I bit down on my bottom lip, and said nothing for several seconds. The Lady made no move to indicate that I should leave the limo. Eventually, I took it upon myself to open the door and stepped out. We were in a particularly isolated portion of an unused parking garage. There were no cars that I could see or hear in the vicinity, but I didn’t doubt that she knew more about Sarah’s location than I did.
I turned to close the door, clutching the manila folder tight to my thigh. As soon as it clicked shut and locked, the car window rolled slowly down. The Lady gave me a serious look, those dangerous eyes glittering over the rim of her teacup. “I have invested a great deal into you, Mister O’Brien. See that I am not disappointed.”
The limo started to pull away and finally, my brain clicked over a question she’d alluded to, but never quite answered. “Wait! You said there’s a time constraint. Why?

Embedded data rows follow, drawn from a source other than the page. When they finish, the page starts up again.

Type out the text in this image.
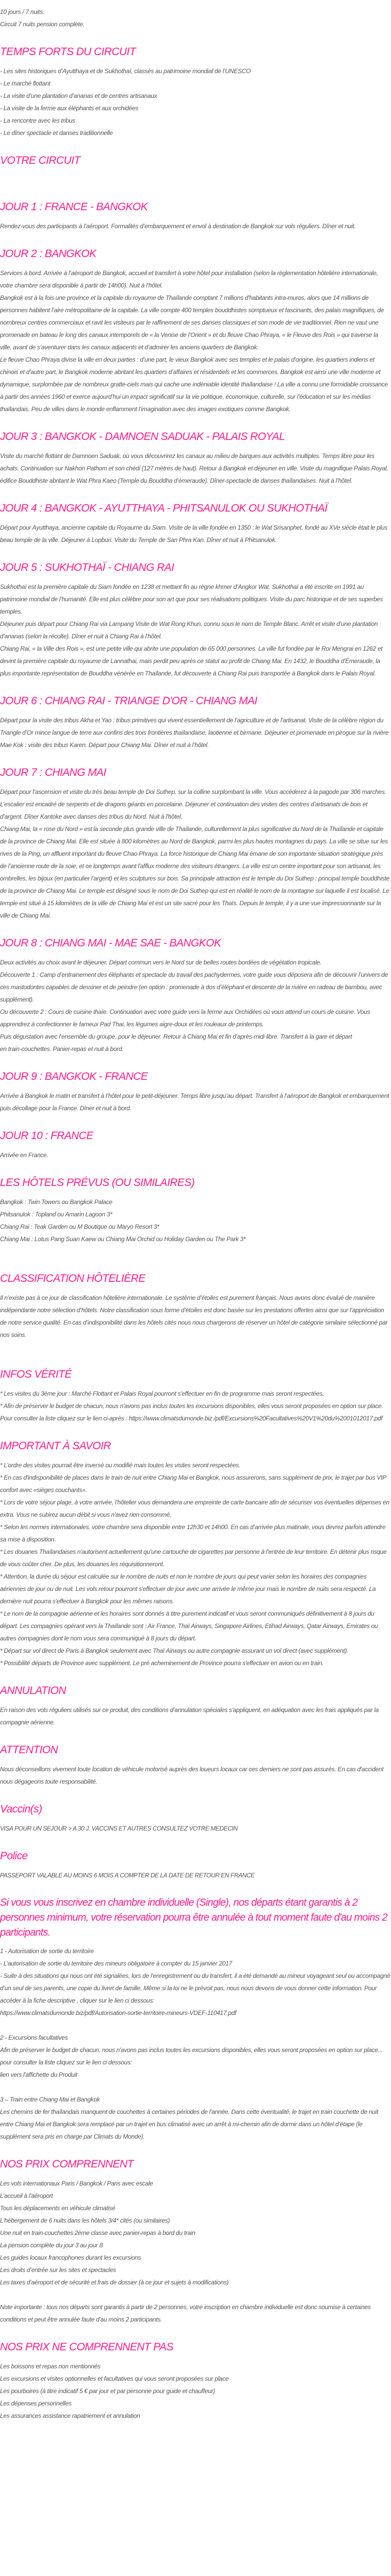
10 jours / 7 nuits.

Circuit 7 nuits pension complète.

TEMPS FORTS DU CIRCUIT

- Les sites historiques d’Ayutthaya et de Sukhothaï, classés au patrimoine mondial de l’UNESCO

- Le marché flottant

- La visite d’une plantation d’ananas et de centres artisanaux

- La visite de la ferme aux éléphants et aux orchidées

- La rencontre avec les tribus

- Le dîner spectacle et danses traditionnelle

VOTRE CIRCUIT
JOUR 1 : FRANCE - BANGKOK

Rendez-vous des participants à l’aéroport. Formalités d’embarquement et envol à destination de Bangkok sur vols réguliers. Dîner et nuit.

JOUR 2 : BANGKOK

Services à bord. Arrivée à l’aéroport de Bangkok, accueil et transfert à votre hôtel pour installation (selon la règlementation hôtelière internationale, votre chambre sera disponible à partir de 14h00). Nuit à l’hôtel.

Bangkok est à la fois une province et la capitale du royaume de Thaïlande comptant 7 millions d'habitants intra-muros, alors que 14 millions de personnes habitent l’aire métropolitaine de la capitale. La ville compte 400 temples bouddhistes somptueux et fascinants, des palais magnifiques, de nombreux centres commerciaux et ravit les visiteurs par le raffinement de ses danses classiques et son mode de vie traditionnel. Rien ne vaut une promenade en bateau le long des canaux intemporels de « la Venise de l’Orient » et du fleuve Chao Phraya, « le Fleuve des Rois » qui traverse la ville, avant de s’aventurer dans les canaux adjacents et d’admirer les anciens quartiers de Bangkok.

Le fleuve Chao Phraya divise la ville en deux parties : d’une part, le vieux Bangkok avec ses temples et le palais d'origine, les quartiers indiens et chinois et d’autre part, le Bangkok moderne abritant les quartiers d’affaires et résidentiels et les commerces. Bangkok est ainsi une ville moderne et dynamique, surplombée par de nombreux gratte-ciels mais qui cache une indéniable identité thaïlandaise ! La ville a connu une formidable croissance à partir des années 1960 et exerce aujourd’hui un impact significatif sur la vie politique, économique, culturelle, sur l’éducation et sur les médias thaïlandais. Peu de villes dans le monde enflamment l’imagination avec des images exotiques comme Bangkok.

JOUR 3 : BANGKOK - DAMNOEN SADUAK - PALAIS ROYAL

Visite du marché flottant de Damnoen Saduak, où vous découvrirez les canaux au milieu de barques aux activités multiples. Temps libre pour les achats. Continuation sur Nakhon Pathom et son chédi (127 mètres de haut). Retour à Bangkok et déjeuner en ville. Visite du magnifique Palais Royal, édifice Bouddhiste abritant le Wat Phra Kaeo (Temple du Bouddha d’émeraude). Dîner-spectacle de danses thaïlandaises. Nuit à l’hôtel.

JOUR 4 : BANGKOK - AYUTTHAYA - PHITSANULOK OU SUKHOTHAÏ

Départ pour Ayutthaya, ancienne capitale du Royaume du Siam. Visite de la ville fondée en 1350 : le Wat Srisanphet, fondé au XVe siècle était le plus beau temple de la ville. Déjeuner à Lopburi. Visite du Temple de San Phra Kan. Dîner et nuit à Phitsanulok.

JOUR 5 : SUKHOTHAÏ - CHIANG RAI

Sukhothaï est la première capitale du Siam fondée en 1238 et mettant fin au règne khmer d’Angkor Wat. Sukhothaï a été inscrite en 1991 au patrimoine mondial de l’humanité. Elle est plus célèbre pour son art que pour ses réalisations politiques. Visite du parc historique et de ses superbes temples.

Déjeuner puis départ pour Chiang Rai via Lampang Visite de Wat Rong Khun, connu sous le nom de Temple Blanc. Arrêt et visite d’une plantation d’ananas (selon la récolte). Dîner et nuit à Chiang Rai à l’hôtel.

Chiang Rai, « la Ville des Rois », est une petite ville qui abrite une population de 65 000 personnes. La ville fut fondée par le Roi Mengrai en 1262 et devint la première capitale du royaume de Lannathai, mais perdit peu après ce statut au profit de Chiang Mai. En 1432, le Bouddha d'Émeraude, la plus importante représentation de Bouddha vénérée en Thaïlande, fut découverte à Chiang Rai puis transportée à Bangkok dans le Palais Royal.

JOUR 6 : CHIANG RAI - TRIANGE D'OR - CHIANG MAI

Départ pour la visite des tribus Akha et Yao : tribus primitives qui vivent essentiellement de l’agriculture et de l’artisanat. Visite de la célèbre région du Triangle d’Or mince langue de terre aux confins des trois frontières thaïlandaise, laotienne et birmane. Déjeuner et promenade en pirogue sur la rivière Mae Kok : visite des tribus Karen. Départ pour Chiang Mai. Dîner et nuit à l’hôtel.

JOUR 7 : CHIANG MAI

Départ pour l’ascension et visite du très beau temple de Doi Suthep, sur la colline surplombant la ville. Vous accéderez à la pagode par 306 marches. L’escalier est encadré de serpents et de dragons géants en porcelaine. Déjeuner et continuation des visites des centres d’artisanats de bois et d’argent. Dîner Kantoke avec danses des tribus du Nord. Nuit à l'hôtel.

Chiang Mai, la « rose du Nord » est la seconde plus grande ville de Thaïlande, culturellement la plus significative du Nord de la Thaïlande et capitale de la province de Chiang Mai. Elle est située à 800 kilomètres au Nord de Bangkok, parmi les plus hautes montagnes du pays. La ville se situe sur les rives de la Ping, un affluent important du fleuve Chao Phraya. La force historique de Chiang Mai émane de son importante situation stratégique près de l’ancienne route de la soie, et ce longtemps avant l'afflux moderne des visiteurs étrangers. La ville est un centre important pour son artisanat, les ombrelles, les bijoux (en particulier l’argent) et les sculptures sur bois. Sa principale attraction est le temple du Doi Suthep : principal temple bouddhiste de la province de Chiang Mai. Le temple est désigné sous le nom de Doi Suthep qui est en réalité le nom de la montagne sur laquelle il est localisé. Le temple est situé à 15 kilomètres de la ville de Chiang Mai et est un site sacré pour les Thaïs. Depuis le temple, il y a une vue impressionnante sur la ville de Chiang Mai.

JOUR 8 : CHIANG MAI - MAE SAE - BANGKOK

Deux activités au choix avant le déjeuner. Départ commun vers le Nord sur de belles routes bordées de végétation tropicale.

Découverte 1 : Camp d’entrainement des éléphants et spectacle du travail des pachydermes, votre guide vous déposera afin de découvrir l’univers de ces mastodontes capables de dessiner et de peindre (en option : promenade à dos d’éléphant et descente de la rivière en radeau de bambou, avec supplément).

Ou découverte 2 : Cours de cuisine thaïe. Continuation avec votre guide vers la ferme aux Orchidées où vous attend un cours de cuisine. Vous apprendrez à confectionner le fameux Pad Thai, les légumes aigre-doux et les rouleaux de printemps.

Puis dégustation avec l’ensemble du groupe, pour le déjeuner. Retour à Chiang Mai et fin d’après-midi libre. Transfert à la gare et départ

en train-couchettes. Panier-repas et nuit à bord.

JOUR 9 : BANGKOK - FRANCE

Arrivée à Bangkok le matin et transfert à l’hôtel pour le petit-déjeuner. Temps libre jusqu’au départ. Transfert à l’aéroport de Bangkok et embarquement puis décollage pour la France. Dîner et nuit à bord.

JOUR 10 : FRANCE

Arrivée en France.

LES HÔTELS PRÉVUS (OU SIMILAIRES)

Bangkok : Twin Towers ou Bangkok Palace

Phitsanulok : Topland ou Amarin Lagoon 3*

Chiang Rai : Teak Garden ou M Boutique ou Maryo Resort 3*

Chiang Mai : Lotus Pang Suan Kaew ou Chiang Mai Orchid ou Holiday Garden ou The Park 3*

CLASSIFICATION HÔTELIÈRE

Il n’existe pas à ce jour de classification hôtelière internationale. Le système d’étoiles est purement français. Nous avons donc évalué de manière indépendante notre sélection d’hôtels. Notre classification sous forme d’étoiles est donc basée sur les prestations offertes ainsi que sur l’appréciation de notre service qualité. En cas d’indisponibilité dans les hôtels cités nous nous chargerons de réserver un hôtel de catégorie similaire sélectionné par nos soins.

INFOS VÉRITÉ

* Les visites du 3ème jour : Marché Flottant et Palais Royal pourront s'effectuer en fin de programme mais seront respectées.

* Afin de préserver le budget de chacun, nous n'avons pas inclus toutes les excursions disponibles, elles vous seront proposées en option sur place. Pour consulter la liste cliquez sur le lien ci-après : https://www.climatsdumonde.biz /pdf/Excursions%20Facultatives%20V1%20du%2001012017.pdf

IMPORTANT À SAVOIR

* L’ordre des visites pourrait être inversé ou modifié mais toutes les visites seront respectées.

* En cas d'indisponibilité de places dans le train de nuit entre Chiang Mai et Bangkok, nous assurerons, sans supplément de prix, le trajet par bus VIP confort avec «sièges couchants».

* Lors de votre séjour plage, à votre arrivée, l’hôtelier vous demandera une empreinte de carte bancaire afin de sécuriser vos éventuelles dépenses en extra. Vous ne subirez aucun débit si vous n'avez rien consommé.

* Selon les normes internationales, votre chambre sera disponible entre 12h30 et 14h00. En cas d’arrivée plus matinale, vous devrez parfois attendre sa mise à disposition.

* Les douanes Thaïlandaises n'autorisent actuellement qu'une cartouche de cigarettes par personne à l'entrée de leur territoire. En détenir plus risque de vous coûter cher. De plus, les douanes les réquisitionneront.

* Attention, la durée du séjour est calculée sur le nombre de nuits et non le nombre de jours qui peut varier selon les horaires des compagnies aériennes de jour ou de nuit. Les vols retour pourront s'effectuer de jour avec une arrivée le même jour mais le nombre de nuits sera respecté. La dernière nuit pourra s'effectuer à Bangkok pour les mêmes raisons.

* Le nom de la compagnie aérienne et les horaires sont donnés à titre purement indicatif et vous seront communiqués définitivement à 8 jours du départ. Les compagnies opérant vers la Thaïlande sont : Air France, Thaï Airways, Singapore Airlines, Etihad Airways, Qatar Airways, Emirates ou autres compagnies dont le nom vous sera communiqué à 8 jours du départ.

* Départ sur vol direct de Paris à Bangkok seulement avec Thaï Airways ou autre compagnie assurant un vol direct (avec supplément).

* Possibilité départs de Province avec supplément. Le pré acheminement de Province pourra s'effectuer en avion ou en train.

ANNULATION

En raison des vols réguliers utilisés sur ce produit, des conditions d’annulation spéciales s'appliquent, en adéquation avec les frais appliqués par la compagnie aérienne.

ATTENTION

Nous déconseillons vivement toute location de véhicule motorisé auprès des loueurs locaux car ces derniers ne sont pas assurés. En cas d'accident nous dégageons toute responsabilité.

Vaccin(s)

VISA POUR UN SEJOUR > A 30 J. VACCINS ET AUTRES CONSULTEZ VOTRE MEDECIN

Police

PASSEPORT VALABLE AU MOINS 6 MOIS A COMPTER DE LA DATE DE RETOUR EN FRANCE

Si vous vous inscrivez en chambre individuelle (Single), nos départs étant garantis à 2 personnes minimum, votre réservation pourra être annulée à tout moment faute d'au moins 2 participants.

1 - Autorisation de sortie du territoire

- L’autorisation de sortie du territoire des mineurs obligatoire à compter du 15 janvier 2017

- Suite à des situations qui nous ont été signalées, lors de l’enregistrement ou du transfert, il a été demandé au mineur voyageant seul ou accompagné d’un seul de ses parents, une copie du livret de famille. Même si la loi ne le prévoit pas, nous nous devons de vous donner cette information. Pour accéder à la fiche descriptive , cliquer sur le lien ci dessous:

https://www.climatsdumonde.biz/pdf/Autorisation-sortie-territoire-mineurs-VDEF-110417.pdf

2 - Excursions facultatives

Afin de préserver le budget de chacun, nous n'avons pas inclus toutes les excursions disponibles, elles vous seront proposées en option sur place... pour consulter la liste cliquez sur le lien ci dessous:

lien vers l'affichette du Produit

3 – Train entre Chiang Mai et Bangkok

Les chemins de fer thaïlandais manquent de couchettes à certaines périodes de l’année. Dans cette éventualité, le trajet en train couchette de nuit entre Chiang Mai et Bangkok sera remplacé par un trajet en bus climatisé avec un arrêt à mi-chemin afin de dormir dans un hôtel d’étape (le supplément sera pris en charge par Climats du Monde).

NOS PRIX COMPRENNENT

Les vols internationaux Paris / Bangkok / Paris avec escale

L’accueil à l'aéroport

Tous les déplacements en véhicule climatisé

L'hébergement de 6 nuits dans les hôtels 3/4* cités (ou similaires)

Une nuit en train-couchettes 2ème classe avec panier-repas à bord du train

La pension complète du jour 3 au jour 8

Les guides locaux francophones durant les excursions

Les droits d’entrée sur les sites et spectacles

Les taxes d’aéroport et de sécurité et frais de dossier (à ce jour et sujets à modifications)

Note importante : tous nos départs sont garantis à partir de 2 personnes, votre inscription en chambre individuelle est donc soumise à certaines conditions et peut être annulée faute d'au moins 2 participants.

NOS PRIX NE COMPRENNENT PAS

Les boissons et repas non mentionnés

Les excursions et visites optionnelles et facultatives qui vous seront proposées sur place

Les pourboires (à titre indicatif 5 € par jour et par personne pour guide et chauffeur)

Les dépenses personnelles

Les assurances assistance rapatriement et annulation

What changed?”
The car didn’t stop, but her voice floated back to me through the cracked window. “Your friends,” she said, “will be the death of you.”
I stared after her for a long while, watching as her limousine turned a corner and disappeared, mulling over what she might have meant by that cryptic farewell. Even after Sarah arrived in her mobile command center, even after Michel wrapped me in a warm embrace, I couldn’t shake the feeling that the Lady’s cold eyes and colder words hinted at some darker twist we’d yet to discover.